The officer who arrested Scottie Scheffler has received “corrective action” for not activating his body-worn camera


Jefferson county attorney Mike O’Connell told the court: “Based upon the totality of the evidence, my office cannot move forward in the prosecution of the charges filed against Mr Scheffler.

“Mr Scheffler’s characterisation that this was a ‘big misunderstanding’ is corroborated by the evidence.

“The evidence we reviewed supports the conclusion that detective Gillis was concerned for public safety at the scene when he initiated contact with Mr Scheffler.

“However, Mr Scheffler’s actions and the evidence surrounding their exchange and misunderstanding do not satisfy the elements of any criminal offences.

“For these reasons, judge I now tender to the court a motion of order to dismiss all these charges in this case against Mr Scheffler with prejudice.”

According to the police report at the time, Detective Bryan Gillis stopped Scheffler’s car and “attempted to give instructions” to the world number one.

The report alleged Scheffler refused to comply and “accelerated forward, dragging Detective Gillis to the ground” but there was no police bodycam footage after it had failed to be turned on.

Screen grab taken from the Louisville Metropolitan Department of Corrections of Scottie Scheffler’s mugshot.

Scheffler proceeded to be arrested and detained by Louisville Metropolitan Police Department.

Steve Romines, Scheffler’s lawyer, insisted the charges against his client would “either be dropped or we’ll go to trial”, but the former has now occurred.

Scheffler had claimed it was all a “big misunderstanding” upon his release, which allowed him to resume his participation in the US PGA Championship.

While Scheffler carded a second-round 66, he had to settle for a tie of eighth place and finished seven shots off eventual winner Xander Schauffele.


A statement by LMPD read: “We respect the County Attorney’s decision, and we respect the judicial process.

“LMPD will remain focused on our mission to serve the city of Louisville and mitigate violent crime.

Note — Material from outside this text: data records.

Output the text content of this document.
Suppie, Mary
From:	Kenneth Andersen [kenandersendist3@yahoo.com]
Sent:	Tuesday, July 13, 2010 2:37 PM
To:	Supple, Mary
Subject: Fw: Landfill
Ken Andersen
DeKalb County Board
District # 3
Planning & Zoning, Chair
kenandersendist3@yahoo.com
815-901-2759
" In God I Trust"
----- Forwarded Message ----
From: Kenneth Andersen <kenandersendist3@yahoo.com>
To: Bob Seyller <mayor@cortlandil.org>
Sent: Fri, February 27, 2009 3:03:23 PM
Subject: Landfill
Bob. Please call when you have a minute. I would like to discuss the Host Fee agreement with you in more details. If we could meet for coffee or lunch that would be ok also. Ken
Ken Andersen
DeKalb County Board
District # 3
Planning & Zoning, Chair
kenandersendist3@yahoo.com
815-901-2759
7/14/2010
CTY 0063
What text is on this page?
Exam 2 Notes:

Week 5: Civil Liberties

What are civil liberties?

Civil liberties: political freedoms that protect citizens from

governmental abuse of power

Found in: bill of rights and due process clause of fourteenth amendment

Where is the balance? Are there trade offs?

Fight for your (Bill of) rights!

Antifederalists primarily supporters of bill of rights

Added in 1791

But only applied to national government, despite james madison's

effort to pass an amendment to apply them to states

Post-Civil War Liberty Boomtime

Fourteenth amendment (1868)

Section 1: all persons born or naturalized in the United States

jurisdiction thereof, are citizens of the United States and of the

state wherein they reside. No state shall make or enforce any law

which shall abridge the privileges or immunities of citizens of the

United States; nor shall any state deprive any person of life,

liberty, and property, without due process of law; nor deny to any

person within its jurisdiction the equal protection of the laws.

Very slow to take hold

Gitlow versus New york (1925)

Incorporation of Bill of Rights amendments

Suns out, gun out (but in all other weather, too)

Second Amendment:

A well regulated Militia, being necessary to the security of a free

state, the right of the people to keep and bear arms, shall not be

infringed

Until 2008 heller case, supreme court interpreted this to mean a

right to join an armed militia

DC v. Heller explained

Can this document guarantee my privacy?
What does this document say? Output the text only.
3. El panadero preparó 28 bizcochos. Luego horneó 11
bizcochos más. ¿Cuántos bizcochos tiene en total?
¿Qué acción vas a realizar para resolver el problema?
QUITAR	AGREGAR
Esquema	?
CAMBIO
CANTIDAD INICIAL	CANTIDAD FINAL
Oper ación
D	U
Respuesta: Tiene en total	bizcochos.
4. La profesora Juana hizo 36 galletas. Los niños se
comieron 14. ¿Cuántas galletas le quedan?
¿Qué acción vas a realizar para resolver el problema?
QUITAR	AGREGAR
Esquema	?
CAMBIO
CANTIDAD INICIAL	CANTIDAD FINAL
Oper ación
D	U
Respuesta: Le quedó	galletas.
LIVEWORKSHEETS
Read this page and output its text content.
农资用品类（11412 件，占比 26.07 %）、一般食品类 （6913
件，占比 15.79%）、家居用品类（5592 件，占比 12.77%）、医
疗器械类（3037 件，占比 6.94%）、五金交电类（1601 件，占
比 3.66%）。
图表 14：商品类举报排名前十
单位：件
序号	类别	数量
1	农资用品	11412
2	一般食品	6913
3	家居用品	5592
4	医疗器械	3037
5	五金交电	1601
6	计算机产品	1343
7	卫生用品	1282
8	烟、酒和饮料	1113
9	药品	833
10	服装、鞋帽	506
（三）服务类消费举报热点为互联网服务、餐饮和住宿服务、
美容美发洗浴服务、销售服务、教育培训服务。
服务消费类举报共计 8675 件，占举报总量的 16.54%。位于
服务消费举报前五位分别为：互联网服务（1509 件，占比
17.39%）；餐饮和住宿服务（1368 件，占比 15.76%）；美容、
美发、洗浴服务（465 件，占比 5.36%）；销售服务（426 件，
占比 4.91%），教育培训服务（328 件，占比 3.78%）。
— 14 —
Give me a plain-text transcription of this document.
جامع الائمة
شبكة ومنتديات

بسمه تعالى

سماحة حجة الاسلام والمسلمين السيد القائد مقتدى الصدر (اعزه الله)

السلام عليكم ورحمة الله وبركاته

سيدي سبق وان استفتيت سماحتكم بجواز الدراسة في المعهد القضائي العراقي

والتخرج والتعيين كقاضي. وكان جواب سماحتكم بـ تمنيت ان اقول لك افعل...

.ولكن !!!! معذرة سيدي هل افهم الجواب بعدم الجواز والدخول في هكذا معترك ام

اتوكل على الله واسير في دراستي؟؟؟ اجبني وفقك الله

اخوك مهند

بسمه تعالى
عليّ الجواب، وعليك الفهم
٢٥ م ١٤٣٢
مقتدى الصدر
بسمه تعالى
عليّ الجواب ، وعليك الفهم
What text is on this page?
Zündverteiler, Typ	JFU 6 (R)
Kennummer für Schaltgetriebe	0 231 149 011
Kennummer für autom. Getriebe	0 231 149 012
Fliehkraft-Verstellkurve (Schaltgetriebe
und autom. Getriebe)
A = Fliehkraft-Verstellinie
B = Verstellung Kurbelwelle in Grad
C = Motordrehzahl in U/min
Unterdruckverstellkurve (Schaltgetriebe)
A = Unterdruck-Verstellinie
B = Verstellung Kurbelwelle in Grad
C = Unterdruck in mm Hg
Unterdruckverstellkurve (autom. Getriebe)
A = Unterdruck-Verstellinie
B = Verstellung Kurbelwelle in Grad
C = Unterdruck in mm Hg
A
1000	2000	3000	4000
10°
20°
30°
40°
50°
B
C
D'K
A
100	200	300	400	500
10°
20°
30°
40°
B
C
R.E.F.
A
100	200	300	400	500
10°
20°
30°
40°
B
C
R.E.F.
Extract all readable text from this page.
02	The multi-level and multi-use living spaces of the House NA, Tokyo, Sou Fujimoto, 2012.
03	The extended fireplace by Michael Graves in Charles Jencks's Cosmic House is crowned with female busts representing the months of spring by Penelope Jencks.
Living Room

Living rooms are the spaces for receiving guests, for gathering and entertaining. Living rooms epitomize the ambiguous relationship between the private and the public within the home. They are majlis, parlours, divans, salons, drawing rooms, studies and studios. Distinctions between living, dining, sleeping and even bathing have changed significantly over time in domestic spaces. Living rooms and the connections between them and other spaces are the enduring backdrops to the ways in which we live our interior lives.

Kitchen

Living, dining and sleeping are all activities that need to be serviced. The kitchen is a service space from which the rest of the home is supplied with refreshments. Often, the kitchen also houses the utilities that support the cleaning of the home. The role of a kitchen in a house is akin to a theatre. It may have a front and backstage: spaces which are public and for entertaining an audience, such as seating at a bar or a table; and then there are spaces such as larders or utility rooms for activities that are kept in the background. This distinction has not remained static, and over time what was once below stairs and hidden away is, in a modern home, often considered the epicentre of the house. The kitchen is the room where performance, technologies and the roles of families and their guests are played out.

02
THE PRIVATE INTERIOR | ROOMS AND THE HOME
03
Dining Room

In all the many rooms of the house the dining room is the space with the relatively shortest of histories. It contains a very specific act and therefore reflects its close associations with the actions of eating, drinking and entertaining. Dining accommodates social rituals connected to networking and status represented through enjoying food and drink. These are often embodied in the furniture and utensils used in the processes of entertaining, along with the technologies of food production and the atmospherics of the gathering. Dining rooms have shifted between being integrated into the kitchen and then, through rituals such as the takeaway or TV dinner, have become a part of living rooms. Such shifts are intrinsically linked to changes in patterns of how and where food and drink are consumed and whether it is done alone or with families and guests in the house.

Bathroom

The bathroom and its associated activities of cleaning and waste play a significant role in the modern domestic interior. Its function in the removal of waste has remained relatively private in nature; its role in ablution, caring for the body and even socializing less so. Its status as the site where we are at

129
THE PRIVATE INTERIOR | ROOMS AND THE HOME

“Videos and documents which were previously unreleased due to the judicial process will be made available, after appropriate redactions are made, via Louisville Metro Government’s online portal.”

Scheffler had been set to go back to Louisville on Monday for an arraignment and lawyer Romines confirmed his American client had no intention of filing a lawsuit against LMPD.

“We’re pleased the case has been dismissed today, obviously was dismissed with prejudice,” Scheffler’s lawyer Romines said outside the Hall of Justice in Louisville.

“We were prepared to go forward and litigate this matter and we were also prepared to litigate the case civilly.

“It is obvious he didn’t do anything wrong and as I have said repeatedly, the more evidence that comes out, the more it shows that Scottie was a victim here.

“And I think everybody sees something like this happen and realises they are one wrong turn or running into the wrong person away from going to jail themselves.

“There are absolutely grounds for a lawsuit but he doesn’t want to be involved because who pays? The taxpayers of Louisville.

“Scottie Scheffler doesn’t want the taxpayers of Louisville to pay. He wishes to move forward from this case.”